Japanese chef Tadashi Ono, of New York City’s Maison O, moonlights as a pottery aficionado. “In Japanese cooking, the ceramics are very important. They are almost like the closing of the food, so I started becoming interested in them. In Japan there are all kinds of ceramic dishes: porcelain, ovenware, stoneware; but they were very hard to get here in New York so I thought, Why don’t I just make them?” Tadashi taught himself by reading books, watching videos and learning from expert friends who shared tips on the best types of clay and glazing techniques. The results are some of his most treasured items, but they still take a backseat to his food, which emphasizes lots of fish. Click through Tadashi’s Treasured, and get his top fish tips below.

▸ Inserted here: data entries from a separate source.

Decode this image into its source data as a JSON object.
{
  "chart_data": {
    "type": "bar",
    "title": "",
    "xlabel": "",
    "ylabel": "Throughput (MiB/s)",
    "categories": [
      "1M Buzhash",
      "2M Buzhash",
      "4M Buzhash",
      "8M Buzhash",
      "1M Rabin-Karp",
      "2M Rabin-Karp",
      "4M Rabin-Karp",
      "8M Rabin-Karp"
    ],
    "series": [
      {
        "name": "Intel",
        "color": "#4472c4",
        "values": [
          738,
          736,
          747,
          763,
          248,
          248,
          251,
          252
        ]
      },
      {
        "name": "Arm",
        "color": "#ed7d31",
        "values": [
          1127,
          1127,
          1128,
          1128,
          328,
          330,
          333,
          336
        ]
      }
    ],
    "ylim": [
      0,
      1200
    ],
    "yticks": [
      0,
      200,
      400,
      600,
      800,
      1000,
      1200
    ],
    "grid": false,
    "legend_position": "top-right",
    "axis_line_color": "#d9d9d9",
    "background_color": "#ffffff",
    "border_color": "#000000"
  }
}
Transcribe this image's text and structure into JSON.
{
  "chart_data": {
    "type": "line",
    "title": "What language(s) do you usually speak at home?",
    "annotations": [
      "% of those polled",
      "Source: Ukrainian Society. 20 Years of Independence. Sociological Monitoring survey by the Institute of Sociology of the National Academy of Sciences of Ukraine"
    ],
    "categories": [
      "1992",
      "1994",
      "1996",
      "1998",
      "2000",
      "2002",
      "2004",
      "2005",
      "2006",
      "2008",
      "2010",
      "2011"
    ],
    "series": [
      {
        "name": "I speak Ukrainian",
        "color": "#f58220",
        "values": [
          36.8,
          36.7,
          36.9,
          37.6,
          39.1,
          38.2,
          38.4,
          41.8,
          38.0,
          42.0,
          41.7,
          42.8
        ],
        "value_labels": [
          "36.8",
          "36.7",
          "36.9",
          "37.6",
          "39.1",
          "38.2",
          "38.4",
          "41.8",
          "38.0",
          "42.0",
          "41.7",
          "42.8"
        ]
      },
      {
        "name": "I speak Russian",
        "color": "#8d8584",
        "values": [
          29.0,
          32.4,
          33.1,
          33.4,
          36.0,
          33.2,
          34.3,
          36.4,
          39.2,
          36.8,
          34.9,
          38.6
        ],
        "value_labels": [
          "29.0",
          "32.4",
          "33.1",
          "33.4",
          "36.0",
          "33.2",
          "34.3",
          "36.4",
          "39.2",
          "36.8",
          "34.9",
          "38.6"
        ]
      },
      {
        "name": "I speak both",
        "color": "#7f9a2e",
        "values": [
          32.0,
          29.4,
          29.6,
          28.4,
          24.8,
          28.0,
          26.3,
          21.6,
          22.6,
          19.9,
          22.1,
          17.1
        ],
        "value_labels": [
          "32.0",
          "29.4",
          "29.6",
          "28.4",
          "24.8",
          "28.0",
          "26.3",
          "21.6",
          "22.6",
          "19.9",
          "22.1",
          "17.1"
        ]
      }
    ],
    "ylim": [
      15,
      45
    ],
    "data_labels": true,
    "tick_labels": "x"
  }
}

1. Cleanness. The fish has to be clean and I have to be clean. In Japanese cooking we serve fish raw, and you can’t make good sushi or sashimi in a dirty environment. The facility and the utensils have to be extremely clean so there are no bacteria growing anywhere.
2. Quickness. It’s raw fish; it can go bad very quickly. So you have to cut quickly, butcher quickly and serve quickly.
3. Sharpness. When you cut the fish, the knife has to be sharp to feel the texture of the fish better. If you use a dull knife, the surface of the fish becomes bumpy, so it’s not silky. Good sashimi has to be silky, so it has to be cut with a very sharp knife.